I have been adding recipes for a while to a new cookbook so I could find them when I wanted to cook them. In the electronic age, a digital version seems to make more sense, since I can add, amend, advise, adjust, delete, and reconsider as often as I want to and you can access them if and when you please. I've included the recipes from my original cookbook which many of you have. I'm also going to be adding pictures as I retest many of these recipes. They aren't the latest thing or nouvelle cuisine. They're comfort food, good memories, treasured family recipes, and occasional treats as well as many healthier recipes I've grown to like in recent years. I encourage you to add comments, pictures, and favorite recipes to make this a real family cooking spot. It's the next best thing to sharing a meal.

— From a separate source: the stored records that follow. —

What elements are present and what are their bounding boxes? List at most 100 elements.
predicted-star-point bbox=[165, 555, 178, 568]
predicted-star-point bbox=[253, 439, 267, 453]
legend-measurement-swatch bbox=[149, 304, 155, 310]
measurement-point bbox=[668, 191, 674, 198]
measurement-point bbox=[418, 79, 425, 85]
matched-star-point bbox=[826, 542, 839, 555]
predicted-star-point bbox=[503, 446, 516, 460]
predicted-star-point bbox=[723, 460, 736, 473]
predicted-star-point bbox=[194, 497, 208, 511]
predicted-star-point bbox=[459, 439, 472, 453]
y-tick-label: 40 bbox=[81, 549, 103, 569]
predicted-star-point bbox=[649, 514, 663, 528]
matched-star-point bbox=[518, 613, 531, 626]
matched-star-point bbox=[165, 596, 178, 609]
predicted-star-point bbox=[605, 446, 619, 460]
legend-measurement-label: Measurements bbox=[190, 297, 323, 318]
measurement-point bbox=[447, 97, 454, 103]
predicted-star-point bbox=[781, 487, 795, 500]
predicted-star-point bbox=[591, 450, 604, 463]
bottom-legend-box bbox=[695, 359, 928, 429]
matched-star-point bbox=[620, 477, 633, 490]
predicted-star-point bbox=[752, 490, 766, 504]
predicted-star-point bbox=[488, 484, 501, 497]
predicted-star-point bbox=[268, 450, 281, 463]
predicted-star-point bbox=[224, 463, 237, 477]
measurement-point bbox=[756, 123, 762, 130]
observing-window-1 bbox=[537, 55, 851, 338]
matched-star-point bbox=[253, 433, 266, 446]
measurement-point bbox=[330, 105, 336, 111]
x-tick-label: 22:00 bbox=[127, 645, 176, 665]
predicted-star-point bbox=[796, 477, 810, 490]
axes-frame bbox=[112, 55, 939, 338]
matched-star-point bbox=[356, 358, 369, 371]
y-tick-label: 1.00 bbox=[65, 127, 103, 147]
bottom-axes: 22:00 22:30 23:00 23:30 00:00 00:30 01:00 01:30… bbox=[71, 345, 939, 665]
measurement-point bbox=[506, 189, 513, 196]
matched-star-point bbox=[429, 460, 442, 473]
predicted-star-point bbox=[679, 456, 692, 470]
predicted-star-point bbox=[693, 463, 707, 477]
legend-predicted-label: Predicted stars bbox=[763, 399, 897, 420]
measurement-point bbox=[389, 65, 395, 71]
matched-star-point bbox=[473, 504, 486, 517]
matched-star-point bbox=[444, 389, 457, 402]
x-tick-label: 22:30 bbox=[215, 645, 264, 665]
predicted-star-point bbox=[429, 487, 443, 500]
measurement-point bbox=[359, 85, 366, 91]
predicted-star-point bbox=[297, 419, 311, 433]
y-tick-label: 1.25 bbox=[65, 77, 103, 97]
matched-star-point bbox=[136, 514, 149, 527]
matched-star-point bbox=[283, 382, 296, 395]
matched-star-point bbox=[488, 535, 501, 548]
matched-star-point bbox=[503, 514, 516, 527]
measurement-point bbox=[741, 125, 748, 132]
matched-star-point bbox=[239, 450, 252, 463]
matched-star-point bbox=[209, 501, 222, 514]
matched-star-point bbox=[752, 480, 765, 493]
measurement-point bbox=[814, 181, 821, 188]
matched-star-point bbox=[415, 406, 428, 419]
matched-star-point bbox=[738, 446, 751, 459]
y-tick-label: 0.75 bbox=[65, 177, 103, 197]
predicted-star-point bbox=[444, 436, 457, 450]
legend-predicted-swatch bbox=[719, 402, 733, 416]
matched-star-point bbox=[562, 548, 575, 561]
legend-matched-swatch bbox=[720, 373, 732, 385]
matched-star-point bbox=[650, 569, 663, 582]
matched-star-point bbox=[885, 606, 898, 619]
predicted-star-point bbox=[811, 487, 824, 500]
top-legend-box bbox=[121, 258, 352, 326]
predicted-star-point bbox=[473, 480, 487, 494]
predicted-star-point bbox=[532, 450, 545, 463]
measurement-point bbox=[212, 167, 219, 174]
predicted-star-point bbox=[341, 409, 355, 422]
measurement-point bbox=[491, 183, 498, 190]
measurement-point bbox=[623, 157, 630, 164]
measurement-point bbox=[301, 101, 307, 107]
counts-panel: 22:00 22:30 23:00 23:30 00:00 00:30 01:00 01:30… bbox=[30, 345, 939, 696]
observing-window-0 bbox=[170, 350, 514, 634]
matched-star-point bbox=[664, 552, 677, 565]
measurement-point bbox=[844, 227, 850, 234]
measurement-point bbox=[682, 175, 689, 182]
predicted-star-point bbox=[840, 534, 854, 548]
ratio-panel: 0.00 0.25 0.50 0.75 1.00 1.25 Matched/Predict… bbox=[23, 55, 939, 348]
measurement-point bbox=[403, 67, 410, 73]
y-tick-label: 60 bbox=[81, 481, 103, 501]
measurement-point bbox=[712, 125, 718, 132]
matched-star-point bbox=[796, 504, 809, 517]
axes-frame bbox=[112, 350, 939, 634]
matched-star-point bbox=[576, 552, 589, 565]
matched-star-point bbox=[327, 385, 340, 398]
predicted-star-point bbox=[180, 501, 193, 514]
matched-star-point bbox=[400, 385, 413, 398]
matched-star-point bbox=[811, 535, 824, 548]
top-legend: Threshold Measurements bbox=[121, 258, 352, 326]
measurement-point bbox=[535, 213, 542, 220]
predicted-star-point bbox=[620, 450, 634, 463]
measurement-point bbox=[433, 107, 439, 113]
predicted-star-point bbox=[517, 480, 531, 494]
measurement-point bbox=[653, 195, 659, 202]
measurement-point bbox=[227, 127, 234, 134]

Wednesday, January 20, 2016

Lemon Bundt Cake

1 package lemon cake mix
1 package lemon instant pudding
4 eggs
1/2 cup vegetable oil
1 cup water
1 1/3 cups powdered sugar
5 Tbsp. lemon juice
1/3 cup flaked coconut

Grease and flour bundt pan.   Place cake mix, pudding, eggs, oil, and water in mixer bowl. Beat at medium speed for 2 to 3 minutes, scraping bowl occasionally with rubber spatula.  Pour into prepared pan and bake 35 minutes at 350 degrees.  Cool on rack for about 5 minutes before removing from pan.  Blend together sugar and lemon juice; stir in coconut.  Spoon frosting over top and sides of warm cake. Serve with Honey Grape Topping.
 
Honey Grape Topping

1 cup sour cream
3 Tbsp. light brown sugar
3 Tbsp. honey
1 Tbsp. white rum (optional)
1/2 cup halved green seedless grapes
1/2 cup fresh blueberries (optional)

Fold sour cream, brown sugar, and honey together until thoroughly blended.  Stir in remaining ingredients. Serve over slices of Lemon Bundt Cake.